= David Lewis (lawyer) =

Member of the Parliament of England

David Lewis (c. 1520 – 27 April 1584) was a Welsh lawyer, judge, and the first Principal of Jesus College, Oxford.

== Early life ==
Lewis was born in Abergavenny, Monmouthshire, Wales. In 1540 he graduated from All Souls College, Oxford, as a Bachelor of Civil Law, and became a Fellow of All Souls in 1541.

== Career ==
In 1546 Lewis was appointed Principal of New Inn Hall, but he became an advocate in the Court of Arches in 1548 (after graduating DCL) and resigned his Oxford post in the same year. In 1549, he was admitted as an advocate to Doctors' Commons. He was a Master in the Court of Chancery from 1553, and was also one of the members of parliament for Steyning (26 October - December 1553) and Monmouthshire (8 November 1554 - January 1555).

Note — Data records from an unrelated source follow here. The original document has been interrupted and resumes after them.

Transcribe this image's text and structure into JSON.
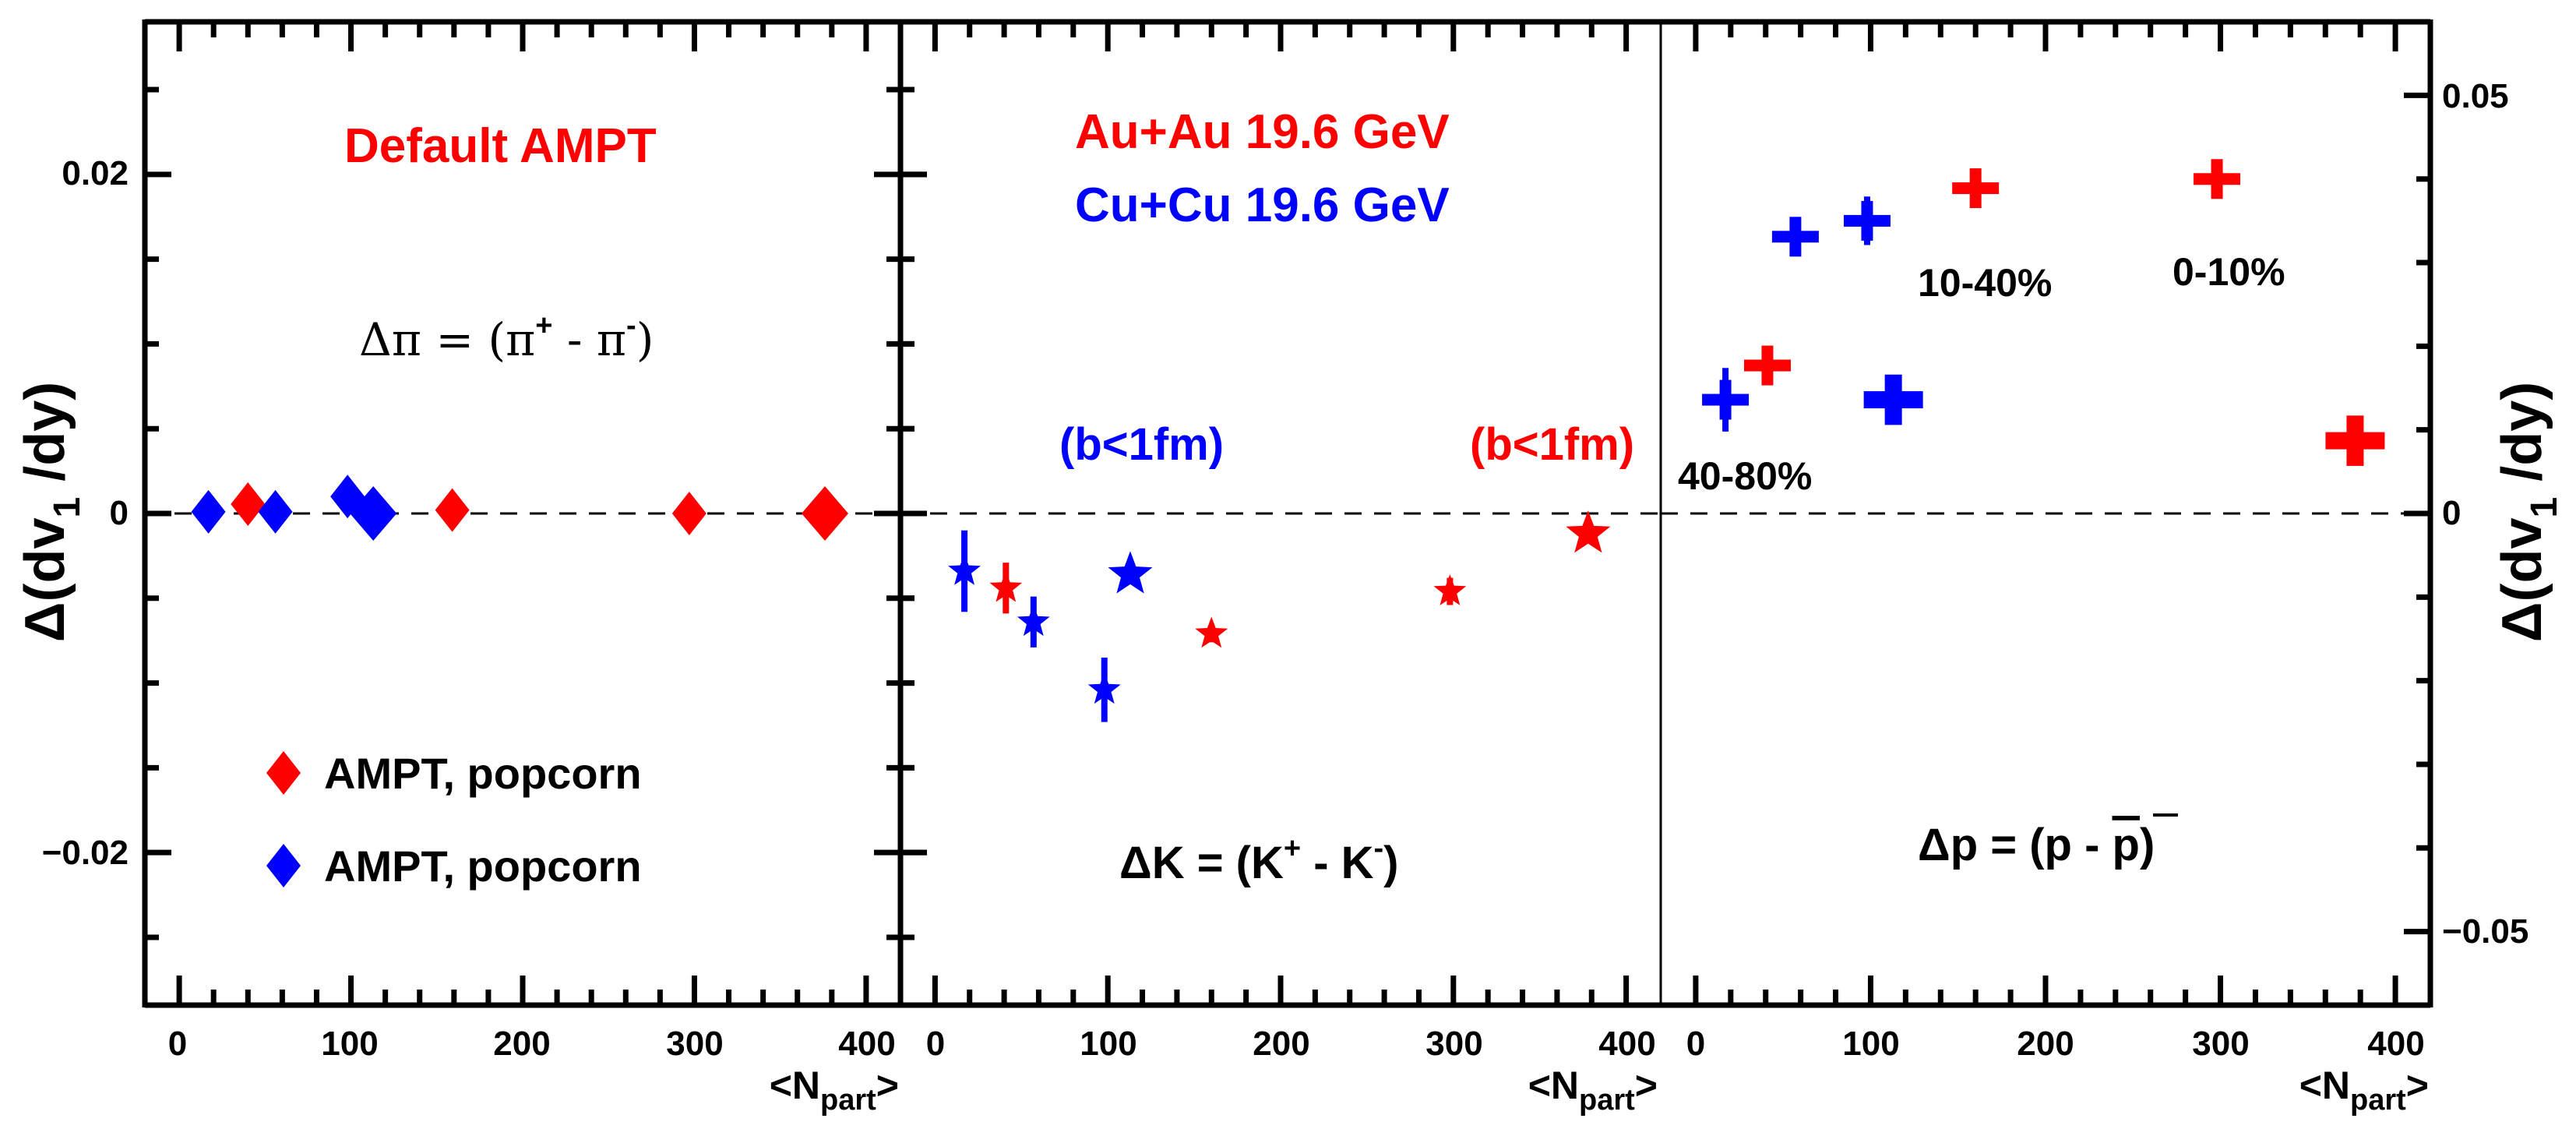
{
  "colors": {
    "red": "#ff0000",
    "blue": "#0000ff",
    "axis": "#000000"
  },
  "axes": {
    "left_ylabel": {
      "main": "Δ(dv",
      "sub": "1",
      "end": " /dy)"
    },
    "right_ylabel": {
      "main": "Δ(dv",
      "sub": "1",
      "end": " /dy)"
    },
    "xlabel": {
      "main": "<N",
      "sub": "part",
      "end": ">"
    },
    "x_ticks": [
      "0",
      "100",
      "200",
      "300",
      "400"
    ],
    "left_y_ticks": [
      "0.02",
      "0",
      "−0.02"
    ],
    "right_y_ticks": [
      "0.05",
      "0",
      "−0.05"
    ]
  },
  "annotations": {
    "default_ampt": "Default AMPT",
    "auau": "Au+Au 19.6 GeV",
    "cucu": "Cu+Cu 19.6 GeV",
    "b_blue": "(b<1fm)",
    "b_red": "(b<1fm)",
    "pion_formula": {
      "a": "Δπ = (π",
      "b": "+",
      "c": " -  π",
      "d": "-",
      "e": ")"
    },
    "kaon_formula": {
      "a": "ΔK = (K",
      "b": "+",
      "c": " - K",
      "d": "-",
      "e": ")"
    },
    "proton_formula": {
      "a": "Δp = (p -  ",
      "b": "p",
      "c": ")"
    },
    "cent_40_80": "40-80%",
    "cent_10_40": "10-40%",
    "cent_0_10": "0-10%"
  },
  "legend": [
    {
      "label": "AMPT, popcorn",
      "color": "#ff0000",
      "marker": "diamond"
    },
    {
      "label": "AMPT, popcorn",
      "color": "#0000ff",
      "marker": "diamond"
    }
  ],
  "chart_data": [
    {
      "type": "scatter",
      "panel": "pion",
      "marker": "diamond",
      "xlabel": "<Npart>",
      "ylabel": "Δ(dv1/dy)",
      "xlim": [
        -20,
        420
      ],
      "ylim": [
        -0.029,
        0.029
      ],
      "yaxis": "left",
      "series": [
        {
          "name": "Au+Au 19.6 GeV",
          "color": "#ff0000",
          "points": [
            {
              "x": 40,
              "y": 0.00055,
              "yerr": 0,
              "big": false
            },
            {
              "x": 159,
              "y": 0.0002,
              "yerr": 0,
              "big": false
            },
            {
              "x": 297,
              "y": 0.0,
              "yerr": 0,
              "big": false
            },
            {
              "x": 376,
              "y": 0.0,
              "yerr": 0,
              "big": true
            }
          ]
        },
        {
          "name": "Cu+Cu 19.6 GeV",
          "color": "#0000ff",
          "points": [
            {
              "x": 17,
              "y": 0.0001,
              "yerr": 0,
              "big": false
            },
            {
              "x": 56,
              "y": 0.0001,
              "yerr": 0,
              "big": false
            },
            {
              "x": 98,
              "y": 0.001,
              "yerr": 0,
              "big": false
            },
            {
              "x": 113,
              "y": 0.0,
              "yerr": 0,
              "big": true
            }
          ]
        }
      ]
    },
    {
      "type": "scatter",
      "panel": "kaon",
      "marker": "star",
      "xlabel": "<Npart>",
      "ylabel": "Δ(dv1/dy)",
      "xlim": [
        -20,
        420
      ],
      "ylim": [
        -0.029,
        0.029
      ],
      "yaxis": "left",
      "series": [
        {
          "name": "Au+Au 19.6 GeV",
          "color": "#ff0000",
          "points": [
            {
              "x": 41,
              "y": -0.0044,
              "yerr": 0.0015,
              "big": false
            },
            {
              "x": 160,
              "y": -0.0071,
              "yerr": 0.0005,
              "big": false
            },
            {
              "x": 298,
              "y": -0.0046,
              "yerr": 0.0008,
              "big": false
            },
            {
              "x": 378,
              "y": -0.0012,
              "yerr": 0,
              "big": true
            }
          ]
        },
        {
          "name": "Cu+Cu 19.6 GeV",
          "color": "#0000ff",
          "points": [
            {
              "x": 17,
              "y": -0.0034,
              "yerr": 0.0024,
              "big": false
            },
            {
              "x": 57,
              "y": -0.0064,
              "yerr": 0.0015,
              "big": false
            },
            {
              "x": 98,
              "y": -0.0104,
              "yerr": 0.0019,
              "big": false
            },
            {
              "x": 113,
              "y": -0.0036,
              "yerr": 0,
              "big": true
            }
          ]
        }
      ]
    },
    {
      "type": "scatter",
      "panel": "proton",
      "marker": "cross",
      "xlabel": "<Npart>",
      "ylabel": "Δ(dv1/dy)",
      "xlim": [
        -20,
        420
      ],
      "ylim": [
        -0.0588,
        0.0588
      ],
      "yaxis": "right",
      "series": [
        {
          "name": "Au+Au 19.6 GeV",
          "color": "#ff0000",
          "points": [
            {
              "x": 41,
              "y": 0.0177,
              "yerr": 0.0,
              "big": false
            },
            {
              "x": 160,
              "y": 0.0389,
              "yerr": 0.0,
              "big": false
            },
            {
              "x": 298,
              "y": 0.04,
              "yerr": 0.0,
              "big": false
            },
            {
              "x": 377,
              "y": 0.0087,
              "yerr": 0,
              "big": true
            }
          ]
        },
        {
          "name": "Cu+Cu 19.6 GeV",
          "color": "#0000ff",
          "points": [
            {
              "x": 17,
              "y": 0.0136,
              "yerr": 0.0038,
              "big": false
            },
            {
              "x": 57,
              "y": 0.0331,
              "yerr": 0.0,
              "big": false
            },
            {
              "x": 98,
              "y": 0.035,
              "yerr": 0.0029,
              "big": false
            },
            {
              "x": 113,
              "y": 0.0136,
              "yerr": 0,
              "big": true
            }
          ]
        }
      ]
    }
  ]
}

Lewis was appointed a Judge of the High Court of Admiralty in 1558, and was involved in matters such as inquiries in 1564 into complaints of piracy against Spanish subjects, and an examination of Martin Frobisher in 1566 when Frobisher was suspected of fitting out a ship for piracy.

== Later life ==
He was appointed the first Principal of Jesus College on 27 June 1571, but left in 1572. During his time as Principal, he was one of the lawyers who signed an opinion concluding that an ambassador of Mary, Queen of Scots could be punished in England for intriguing against Queen Elizabeth. In 1575, he became a Commissioner of the Admiralty along with John Herbert.

He died unmarried and was buried in St Mary's Church, Abergavenny, in what is now known as the Lewis chapel.